Вид отсюда снова дразнит его мыслью о том, что не могут существовать два более непохожих палисадника. И облака, кажется, разошлись исключительно над остроконечной крышей соседей, даже солнечный свет благословляет их сад, но не дотягивается до заросшей, неопрятной лужайки Тома. Стороны и края живой изгороди со стороны соседей настолько аккуратны и правильны, будто ее выкладывал каменщик. Виднеется лишь проблеск лужайки кусочек зеленого сукна среди радуги цветов, собранных, словно декоративные фигурки солдатиков, на крайне прагматично упорядоченных полосах клумб. От взрыва цвета у Тома даже слезятся глаза. А неистовый танец пчел и бабочек вызывает головокружение. Но за этими яркими клубами ему удается заметить двух женщин в начале пустой подъездной дорожки соседей.
Женщина постарше, должно быть, лучшая половина семейной пары, живущей в соседнем доме, небольшого роста, в свободной рубашке с подвернутыми до локтей рукавами. Мешковатые серые брюки закатаны и открывают костлявые лодыжки. Старая одежда для работы в саду, которая, по-видимому, когда-то принадлежала мужчине.
Женщина стоит к Тому спиной, он видит ее худое тело и узкие бедра. Ни грамма лишнего веса, крошечная фигурка держится ровно благодаря на зависть прямому позвоночнику. Тонкие мускулистые руки заканчиваются садовыми перчатками. Только форма окрашенной хной стрижки-«боб», которая венчает миниатюрную соседку, кажется Тому странной, хотя с такого расстояния да еще и через грязное оконное стекло он не может определить почему.

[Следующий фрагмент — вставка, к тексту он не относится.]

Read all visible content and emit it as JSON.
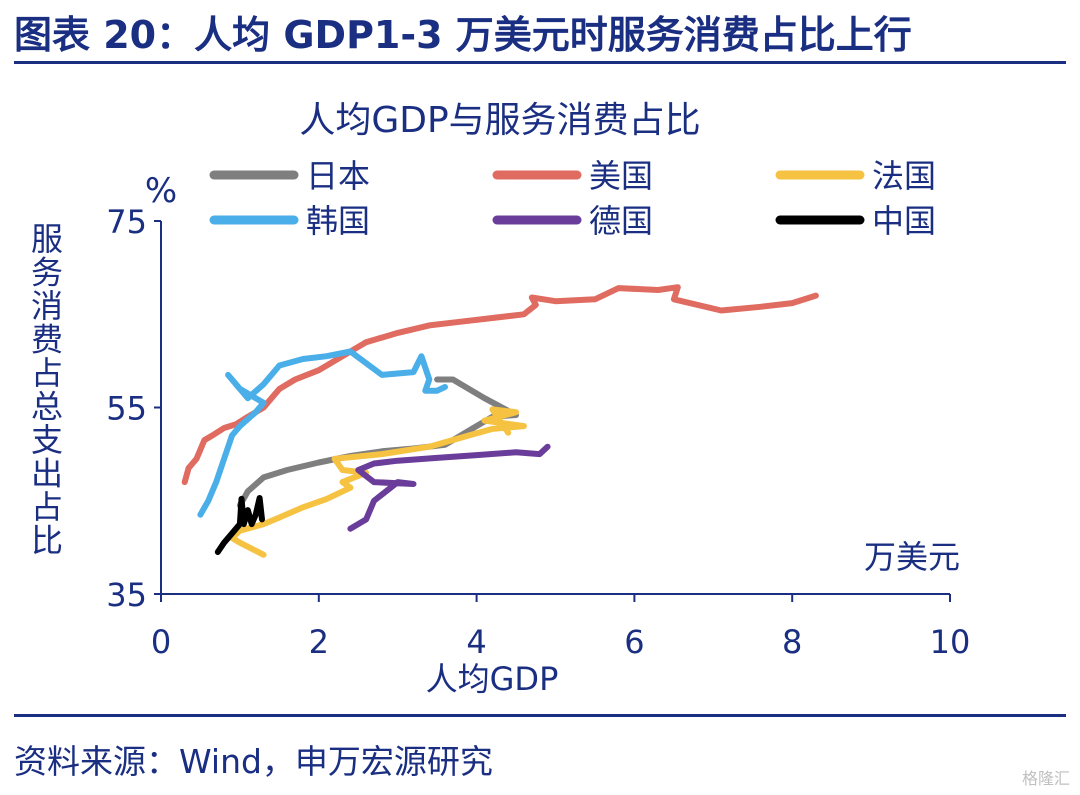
{
  "header": {
    "title": "图表 20：人均 GDP1-3 万美元时服务消费占比上行"
  },
  "source": "资料来源：Wind，申万宏源研究",
  "watermark": "格隆汇",
  "chart_data": {
    "type": "line",
    "title": "人均GDP与服务消费占比",
    "xlabel": "人均GDP",
    "x_unit": "万美元",
    "ylabel": "服务消费占总支出占比",
    "y_unit": "%",
    "xlim": [
      0,
      10
    ],
    "ylim": [
      35,
      75
    ],
    "x_ticks": [
      0,
      2,
      4,
      6,
      8,
      10
    ],
    "y_ticks": [
      35,
      55,
      75
    ],
    "legend": "top",
    "grid": false,
    "series": [
      {
        "name": "日本",
        "color": "#7f7f7f",
        "points": [
          [
            1.0,
            44.5
          ],
          [
            1.1,
            46.0
          ],
          [
            1.3,
            47.5
          ],
          [
            1.6,
            48.3
          ],
          [
            2.0,
            49.1
          ],
          [
            2.4,
            49.8
          ],
          [
            2.8,
            50.3
          ],
          [
            3.2,
            50.6
          ],
          [
            3.6,
            51.0
          ],
          [
            3.8,
            52.0
          ],
          [
            4.0,
            53.0
          ],
          [
            4.2,
            54.0
          ],
          [
            4.5,
            54.2
          ],
          [
            4.1,
            56.0
          ],
          [
            3.7,
            58.0
          ],
          [
            3.5,
            58.0
          ]
        ]
      },
      {
        "name": "美国",
        "color": "#e06b60",
        "points": [
          [
            0.3,
            47.0
          ],
          [
            0.35,
            48.5
          ],
          [
            0.45,
            49.5
          ],
          [
            0.55,
            51.5
          ],
          [
            0.65,
            52.0
          ],
          [
            0.8,
            52.8
          ],
          [
            0.95,
            53.2
          ],
          [
            1.1,
            54.0
          ],
          [
            1.3,
            55.0
          ],
          [
            1.5,
            57.0
          ],
          [
            1.7,
            58.0
          ],
          [
            2.0,
            59.0
          ],
          [
            2.3,
            60.5
          ],
          [
            2.6,
            62.0
          ],
          [
            3.0,
            63.0
          ],
          [
            3.4,
            63.8
          ],
          [
            3.8,
            64.2
          ],
          [
            4.2,
            64.6
          ],
          [
            4.6,
            65.0
          ],
          [
            4.75,
            66.0
          ],
          [
            4.7,
            66.8
          ],
          [
            5.0,
            66.4
          ],
          [
            5.5,
            66.6
          ],
          [
            5.8,
            67.8
          ],
          [
            6.3,
            67.6
          ],
          [
            6.55,
            67.9
          ],
          [
            6.5,
            66.6
          ],
          [
            7.1,
            65.4
          ],
          [
            7.6,
            65.8
          ],
          [
            8.0,
            66.2
          ],
          [
            8.3,
            67.0
          ]
        ]
      },
      {
        "name": "法国",
        "color": "#f5c242",
        "points": [
          [
            1.3,
            39.2
          ],
          [
            1.0,
            40.5
          ],
          [
            0.9,
            41.0
          ],
          [
            1.0,
            41.8
          ],
          [
            1.3,
            42.5
          ],
          [
            1.5,
            43.2
          ],
          [
            1.8,
            44.3
          ],
          [
            2.1,
            45.2
          ],
          [
            2.4,
            46.4
          ],
          [
            2.3,
            47.0
          ],
          [
            2.6,
            48.0
          ],
          [
            2.3,
            48.3
          ],
          [
            2.2,
            49.5
          ],
          [
            2.8,
            50.0
          ],
          [
            3.4,
            50.8
          ],
          [
            3.9,
            52.0
          ],
          [
            4.2,
            52.7
          ],
          [
            4.6,
            53.0
          ],
          [
            4.1,
            53.6
          ],
          [
            4.5,
            54.5
          ],
          [
            4.2,
            54.8
          ],
          [
            4.4,
            52.3
          ]
        ]
      },
      {
        "name": "韩国",
        "color": "#4aaee8",
        "points": [
          [
            0.5,
            43.5
          ],
          [
            0.6,
            45.0
          ],
          [
            0.7,
            47.0
          ],
          [
            0.8,
            49.5
          ],
          [
            0.9,
            52.0
          ],
          [
            1.0,
            53.0
          ],
          [
            1.2,
            54.5
          ],
          [
            1.3,
            55.5
          ],
          [
            1.0,
            57.0
          ],
          [
            0.85,
            58.5
          ],
          [
            1.1,
            56.0
          ],
          [
            1.3,
            57.5
          ],
          [
            1.5,
            59.5
          ],
          [
            1.8,
            60.2
          ],
          [
            2.1,
            60.5
          ],
          [
            2.4,
            61.0
          ],
          [
            2.8,
            58.5
          ],
          [
            3.2,
            58.8
          ],
          [
            3.3,
            60.5
          ],
          [
            3.4,
            58.0
          ],
          [
            3.35,
            56.8
          ],
          [
            3.5,
            56.8
          ],
          [
            3.6,
            57.2
          ]
        ]
      },
      {
        "name": "德国",
        "color": "#6a3d9a",
        "points": [
          [
            2.4,
            42.0
          ],
          [
            2.6,
            43.0
          ],
          [
            2.7,
            45.0
          ],
          [
            3.0,
            47.0
          ],
          [
            3.2,
            46.8
          ],
          [
            2.7,
            47.0
          ],
          [
            2.5,
            48.3
          ],
          [
            2.7,
            49.0
          ],
          [
            3.0,
            49.3
          ],
          [
            3.5,
            49.6
          ],
          [
            4.0,
            49.9
          ],
          [
            4.5,
            50.2
          ],
          [
            4.8,
            50.0
          ],
          [
            4.9,
            50.8
          ]
        ]
      },
      {
        "name": "中国",
        "color": "#000000",
        "points": [
          [
            0.72,
            39.5
          ],
          [
            0.8,
            40.5
          ],
          [
            0.9,
            41.5
          ],
          [
            1.0,
            42.5
          ],
          [
            1.02,
            45.2
          ],
          [
            1.05,
            42.5
          ],
          [
            1.1,
            44.0
          ],
          [
            1.15,
            42.5
          ],
          [
            1.2,
            43.5
          ],
          [
            1.25,
            45.3
          ],
          [
            1.28,
            43.0
          ]
        ]
      }
    ]
  }
}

Осанка женщины тоже кажется решительной, с намеком на гордое противостояние, будто соседка неодобрительно смотрит на свою гораздо более высокую собеседницу. Гостью, которая припарковала свой черный «мерседес» в начале подъездной дорожки Тома. Она не оставила машину на улице, поскольку весь участок перед домом соседей занимает грязный трейлер. Может, из-за того, что их новый дом так долго пустовал, посетители соседнего привыкли парковаться на его подъездной дорожке? Хотя, конечно, этой гостье прекрасно видно, что теперь там стоит фургон, который она заблокировала.
Внимание Тома переключается на водительницу «мерседеса». Как и палисадники, его соседка и вторая женщина тоже не могли бы быть более непохожими друг на друга.
Посетительница представляет собой аккуратность и шик в черно-белой гамме. Ее официальный наряд символ бизнеса и денег. Чего-то связанного с банком или законом, предполагает Том. Собранные в пучок на узком затылке волосы цвета воронова крыла переливаются. Фигура стройная и костлявая, силуэт резко очерчивает вторая кожа сшитого на заказ костюма. Ниже края юбки-карандаша блестят чулки, из-за чего стройные икры кажутся влажными. Та же особенность распространяется и на ее лакированные туфли-лодочки.
Когда обмен репликами между женщинами становится более интенсивным, а расстояние между их лицами сокращается, Том наклоняется вперед. «Шпионит», сказала бы мать, увидев его в нескольких сантиметрах от окна.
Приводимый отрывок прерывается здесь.